For all the technologies that Rice 360 has built over the years, one of the most dramatic and impactful projects has been the bCPAP machine. In just one week at Queens, I’ve been able to see how important the bCPAP is for patient care in the Pediatrics Ward and the Chatinkha Nursery. Additionally, one of our main jobs last week was to enter data from the bCPAP clinical trial from hospitals in Malawian districts as far away as Mzuzu and Rumphi, a task that showcased the reach and impact this simple technology is having not only at QECH, but also across the country.
Though previous interns have written extensively about various aspects of the machine, I thought I would take this opportunity to lay out an overview of how the device was developed, how it evolved, and how it continues to spread to new areas and new patients.
What is the bCPAP?
The Bubble Continuous Positive Air Pressure machine is a device that helps neonates with respiratory distress breathe properly through the use of bubbling water. The device is an innovative redesign of an existing medical technology that costs $6000 in US hospitals. Made with aquarium pumps, a water bottle, and sheet metal casing, the bCPAP only costs $800. (1) It is astounding to see the impact this technology has had in Queen Elizabeth Central Hospital as nurses and doctors have embraced the bCPAP and are starting to use it as a new standard of care for their sickest patients.
What was the timeline?
Working in the bCPAP store room last week gave me the opportunity to look at the various design iterations of the machine and at the cyclical nature of the design process itself. Though it now has prettier packaging and a cooler name (Pumani means “breath” in Chichewa), the essentials of the bCPAP haven’t changed much over the years. 3rd Stone Design, with feedback from Rice 360 staff at QECH, continues to make important changes and improvements to allow for wider acceptance and use of the device. With the help of several grants, the device spread from QECH to district hospitals across Malawi and is now making the transition to Zambia, Tanzania, and South Africa.
Implementation and Acceptance
The bCPAP is now used in hospitals around the country, but it was by no means accepted immediately. The machine was designed with affordability in mind and 3rd Stone Design made sure it would be available in adequate quantities. However, there were still several barriers to adoption, as with all new healthcare interventions brought to a community. At first, some bCPAPs weren’t used because nurses felt they lacked adequate training and were not comfortable with it. However, with better training procedures, nurses are beginning to accept and use the devices. At QECH, I was introduced to Nurse Florence (Chatinkha Nursery) and Nurse Chrissie (Paediatric Ward), two CPAP nurses who are prime examples of well-trained, proactive healthcare workers. These two are the bCPAP’s most ardent supporters at Queens, regularly encouraging health workers to use bCPAPs on patients and traveling to district hospitals to provide CPAP mentorship.
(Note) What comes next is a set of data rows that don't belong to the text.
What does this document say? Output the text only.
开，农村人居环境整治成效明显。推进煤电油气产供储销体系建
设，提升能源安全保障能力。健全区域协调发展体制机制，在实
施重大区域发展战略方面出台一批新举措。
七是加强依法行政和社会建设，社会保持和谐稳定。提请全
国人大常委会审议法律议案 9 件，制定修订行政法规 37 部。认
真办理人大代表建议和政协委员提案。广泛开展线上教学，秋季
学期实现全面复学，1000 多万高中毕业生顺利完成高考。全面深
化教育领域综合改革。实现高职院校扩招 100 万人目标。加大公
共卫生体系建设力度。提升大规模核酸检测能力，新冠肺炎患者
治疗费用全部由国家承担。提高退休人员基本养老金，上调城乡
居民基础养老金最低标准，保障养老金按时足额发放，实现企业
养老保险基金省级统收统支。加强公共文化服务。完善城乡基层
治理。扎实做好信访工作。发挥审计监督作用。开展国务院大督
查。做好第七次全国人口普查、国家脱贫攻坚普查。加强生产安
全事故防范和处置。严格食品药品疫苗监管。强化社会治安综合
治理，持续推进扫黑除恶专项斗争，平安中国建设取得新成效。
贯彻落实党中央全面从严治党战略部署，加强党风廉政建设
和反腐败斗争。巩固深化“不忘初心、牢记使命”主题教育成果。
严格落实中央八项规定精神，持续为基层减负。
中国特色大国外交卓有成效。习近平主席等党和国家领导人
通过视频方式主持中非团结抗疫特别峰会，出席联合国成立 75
Another major problem in the implementation of the device was accounting for hypothermia in neonates. Especially in the winter months, data collected from the bCPAP clinical trial showed lower survival rates since babies were hypothermic and unable to get the warmth and care they needed. This led to another innovation by a team at Rice: the CPAP heating sleeve. Designed by Sarah, Renata, and their teammates, the heating sleeve is a cloth cover for bCPAP tubing that uses resistance wires to keep air warm as it flows to the infant. We’re hoping to get useful feedback on this addition to the bCPAP system by talking to people like Nurse Florence and Nurse Chrissie, who are highly familiar with and highly invested in the CPAP project.
What’s the impact?
The main criteria for success in the bCPAP trial are the survival rates and the cost-effectiveness of the device. In its initial pilot trial at Queens, the bCPAP showed stunning results. Infants put on CPAP had a 71% survival rate as compared to a 44% survival rate for infants given the standard-of-care oxygen treatment. Specifically, the bCPAP was good for treating Respiratory Distress Syndrome (RDS) and Sepsis. (2) In a follow-up cost-effectiveness study on the same data, the bCPAP was found to have an incremental cost-effectiveness ratio of $4.20 per life year saved, making it an extremely effective investment in neonatal care. (3)
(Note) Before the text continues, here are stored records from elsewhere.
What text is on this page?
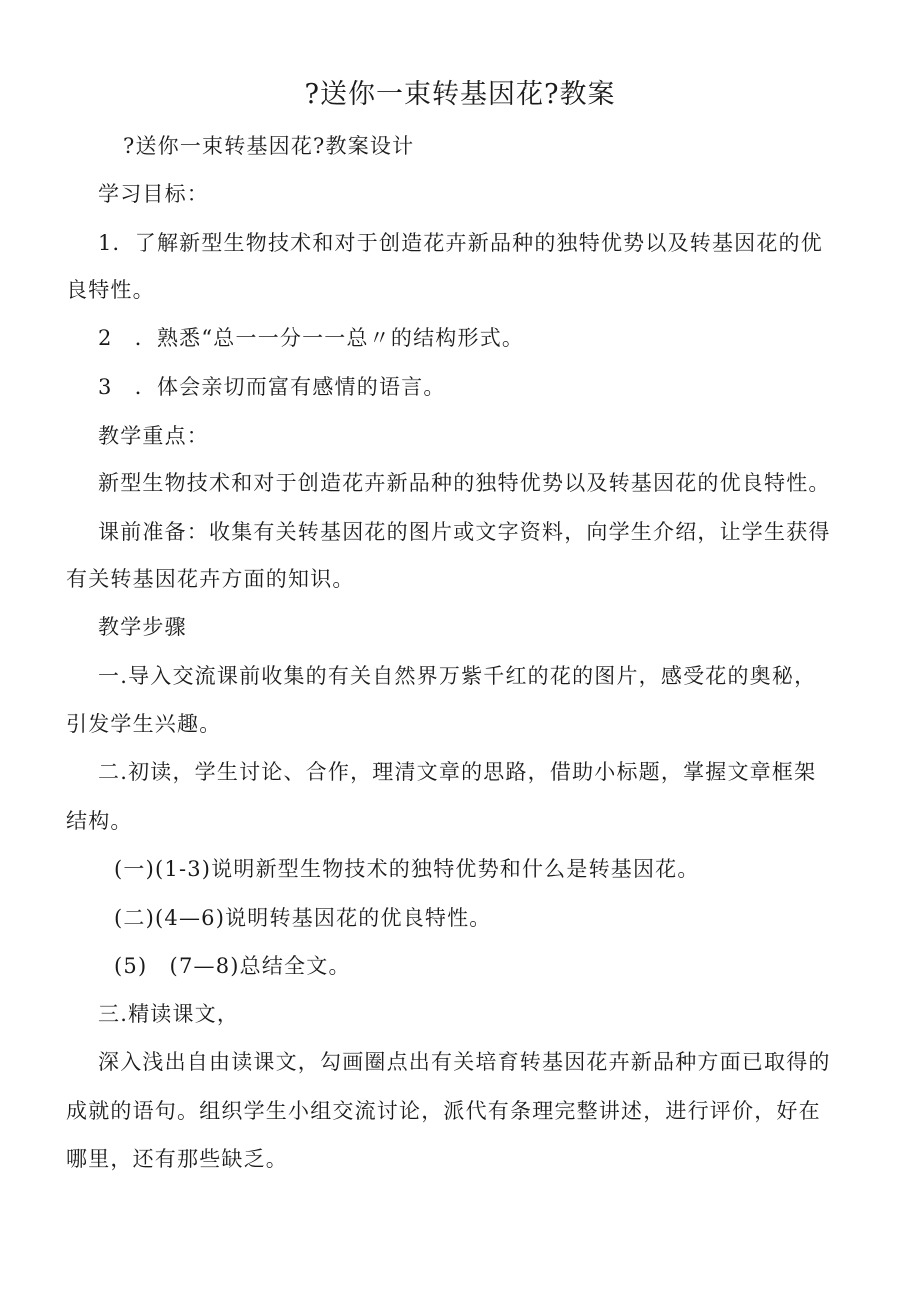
?送你一束转基因花?教案

?送你一束转基因花?教案设计

学习目标：

1．了解新型生物技术和对于创造花卉新品种的独特优势以及转基因花的优

良特性。

2　．熟悉“总一一分一一总〃的结构形式。

3　．体会亲切而富有感情的语言。

教学重点：

新型生物技术和对于创造花卉新品种的独特优势以及转基因花的优良特性。

课前准备：收集有关转基因花的图片或文字资料，向学生介绍，让学生获得

有关转基因花卉方面的知识。

教学步骤

一.导入交流课前收集的有关自然界万紫千红的花的图片，感受花的奥秘，

引发学生兴趣。

二.初读，学生讨论、合作，理清文章的思路，借助小标题，掌握文章框架

结构。

(一)(1-3)说明新型生物技术的独特优势和什么是转基因花。

(二)(4—6)说明转基因花的优良特性。

(5)　(7—8)总结全文。

三.精读课文，

深入浅出自由读课文，勾画圈点出有关培育转基因花卉新品种方面已取得的

成就的语句。组织学生小组交流讨论，派代有条理完整讲述，进行评价，好在

哪里，还有那些缺乏。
Numbers aside, a more visible indicator of success is the integration of the bCPAP into the clinical practices of nurses and doctors at Queens. A quick walk through Chatinkha Nursery brings you in contact with numerous infants breathing steadily with the help of Pumani bCPAPs under the watchful eye of a trained CPAP nurse. Additionally, Karen and I often go to the morning handover meetings in the Paeds Ward where doctors debrief on the status of their patients during the previous night. The most striking moment for me was when an attending physician interrupted a debrief on an infant with RDS to ask, “Why wasn’t this baby put on CPAP sooner?” The fact that this technology is now such a crucial part of clinical decisions at QECH is both telling and encouraging. Hospitals like Queens need access to low-cost technologies like the CPAP, but more importantly, the technologies have to be accepted on all levels–by healthcare workers, doctors, and families–in order to make a meaningful difference.